Is proving a personal injury case the same as proving a criminal case?
No, not at all. The most important distinction between a personal injury and a criminal case is the burden of proof.
- A personal injury case requires that you (the injured person) prove your case by a "preponderance of the evidence".
- A criminal case means that the prosecutor must prove the case "beyond a reasonable doubt".
We like to use a football analogy to explain burden of proof.
- To prove your civil case (PI case), you must get the football to the 51st yard line. That's "preponderance of the evidence".

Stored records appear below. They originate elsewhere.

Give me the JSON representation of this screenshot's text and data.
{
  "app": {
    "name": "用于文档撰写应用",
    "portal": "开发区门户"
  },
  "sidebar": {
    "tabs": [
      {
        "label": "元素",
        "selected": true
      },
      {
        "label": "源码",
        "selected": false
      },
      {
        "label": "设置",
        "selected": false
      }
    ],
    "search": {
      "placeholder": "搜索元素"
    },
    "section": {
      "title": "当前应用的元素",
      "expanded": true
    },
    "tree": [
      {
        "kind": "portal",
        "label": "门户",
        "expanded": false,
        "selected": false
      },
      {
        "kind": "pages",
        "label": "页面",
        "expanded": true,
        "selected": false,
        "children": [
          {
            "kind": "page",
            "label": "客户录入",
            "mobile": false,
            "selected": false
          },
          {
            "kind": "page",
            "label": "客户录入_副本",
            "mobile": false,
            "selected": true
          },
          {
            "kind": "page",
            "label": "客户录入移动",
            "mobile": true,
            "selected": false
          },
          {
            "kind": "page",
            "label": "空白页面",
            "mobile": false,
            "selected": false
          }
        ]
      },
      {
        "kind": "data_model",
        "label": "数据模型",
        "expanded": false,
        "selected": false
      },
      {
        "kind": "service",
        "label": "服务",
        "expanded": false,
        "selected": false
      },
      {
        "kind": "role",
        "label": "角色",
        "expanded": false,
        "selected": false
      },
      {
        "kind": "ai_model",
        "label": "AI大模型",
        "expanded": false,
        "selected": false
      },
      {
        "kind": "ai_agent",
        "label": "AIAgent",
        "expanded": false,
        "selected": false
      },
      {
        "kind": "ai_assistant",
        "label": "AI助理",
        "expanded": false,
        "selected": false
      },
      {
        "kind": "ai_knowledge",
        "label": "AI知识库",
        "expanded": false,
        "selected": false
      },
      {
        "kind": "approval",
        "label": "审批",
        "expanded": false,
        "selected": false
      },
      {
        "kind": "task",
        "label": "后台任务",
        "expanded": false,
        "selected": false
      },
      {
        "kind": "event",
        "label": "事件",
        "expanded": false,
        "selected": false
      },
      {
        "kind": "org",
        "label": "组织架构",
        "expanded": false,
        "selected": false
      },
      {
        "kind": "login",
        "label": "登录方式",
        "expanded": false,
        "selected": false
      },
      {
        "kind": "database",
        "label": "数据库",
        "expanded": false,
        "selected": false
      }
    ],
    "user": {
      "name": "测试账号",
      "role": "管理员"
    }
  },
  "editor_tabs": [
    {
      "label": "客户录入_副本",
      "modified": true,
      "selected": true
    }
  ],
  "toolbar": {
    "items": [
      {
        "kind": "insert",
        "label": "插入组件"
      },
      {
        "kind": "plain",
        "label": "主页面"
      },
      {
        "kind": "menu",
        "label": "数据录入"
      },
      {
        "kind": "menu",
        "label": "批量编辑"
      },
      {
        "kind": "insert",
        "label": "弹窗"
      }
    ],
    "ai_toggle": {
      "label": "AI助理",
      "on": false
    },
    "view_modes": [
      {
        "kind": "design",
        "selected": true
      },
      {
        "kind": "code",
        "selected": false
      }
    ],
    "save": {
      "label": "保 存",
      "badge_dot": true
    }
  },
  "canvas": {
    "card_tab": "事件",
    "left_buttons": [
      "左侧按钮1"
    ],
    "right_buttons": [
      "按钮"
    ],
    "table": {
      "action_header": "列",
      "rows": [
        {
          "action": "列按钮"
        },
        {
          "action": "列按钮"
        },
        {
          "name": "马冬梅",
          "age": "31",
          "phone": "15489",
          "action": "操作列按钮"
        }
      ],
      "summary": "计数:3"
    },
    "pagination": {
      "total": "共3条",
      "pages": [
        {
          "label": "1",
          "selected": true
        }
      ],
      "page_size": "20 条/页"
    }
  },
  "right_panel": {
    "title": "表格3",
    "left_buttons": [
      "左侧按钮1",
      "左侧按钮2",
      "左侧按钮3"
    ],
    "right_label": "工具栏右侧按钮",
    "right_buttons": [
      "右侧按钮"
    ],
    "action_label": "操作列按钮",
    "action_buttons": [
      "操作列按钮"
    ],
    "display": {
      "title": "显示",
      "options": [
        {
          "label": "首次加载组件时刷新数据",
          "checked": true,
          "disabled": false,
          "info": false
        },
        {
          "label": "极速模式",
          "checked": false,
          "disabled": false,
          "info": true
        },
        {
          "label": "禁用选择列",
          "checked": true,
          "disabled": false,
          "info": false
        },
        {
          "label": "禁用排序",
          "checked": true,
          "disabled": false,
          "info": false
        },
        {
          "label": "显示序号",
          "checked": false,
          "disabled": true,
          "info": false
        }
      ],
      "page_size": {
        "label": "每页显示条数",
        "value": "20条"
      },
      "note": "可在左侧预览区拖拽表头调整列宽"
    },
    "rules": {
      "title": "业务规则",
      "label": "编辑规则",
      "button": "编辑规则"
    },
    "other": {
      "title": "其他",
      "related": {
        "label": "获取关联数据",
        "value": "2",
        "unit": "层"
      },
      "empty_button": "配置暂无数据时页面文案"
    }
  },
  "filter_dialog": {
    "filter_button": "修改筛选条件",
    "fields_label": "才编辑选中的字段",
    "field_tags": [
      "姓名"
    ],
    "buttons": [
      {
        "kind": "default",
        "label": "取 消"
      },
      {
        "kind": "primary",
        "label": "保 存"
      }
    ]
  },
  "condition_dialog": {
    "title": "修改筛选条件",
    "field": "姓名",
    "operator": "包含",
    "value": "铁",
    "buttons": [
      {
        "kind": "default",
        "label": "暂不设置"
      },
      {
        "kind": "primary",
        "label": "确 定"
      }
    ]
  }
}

- To prove a criminal case, the prosecutor must get the football almost - just about to - the goal line. That's "beyond a reasonable doubt".
Some personal injury cases would have a criminal case as well.
- For example, if your spouse was killed by a drunk driver, you would be entitled to sue for wrongful death (personal injury case) and the prosecutor could bring a drunk driving, vehicular homicidecase (criminal case) as well.
For example, the OJ Simpson case had both a (civil) personal injury - wrongful death - lawsuit brought by Nicole Simpson Brown and Ronald Goldman's parents and a criminal murder case brought by LA prosecutors.
The Simpson case shows that it is easier to prove a (civil) personal injury case than a criminal case because of the differing burdens of proof.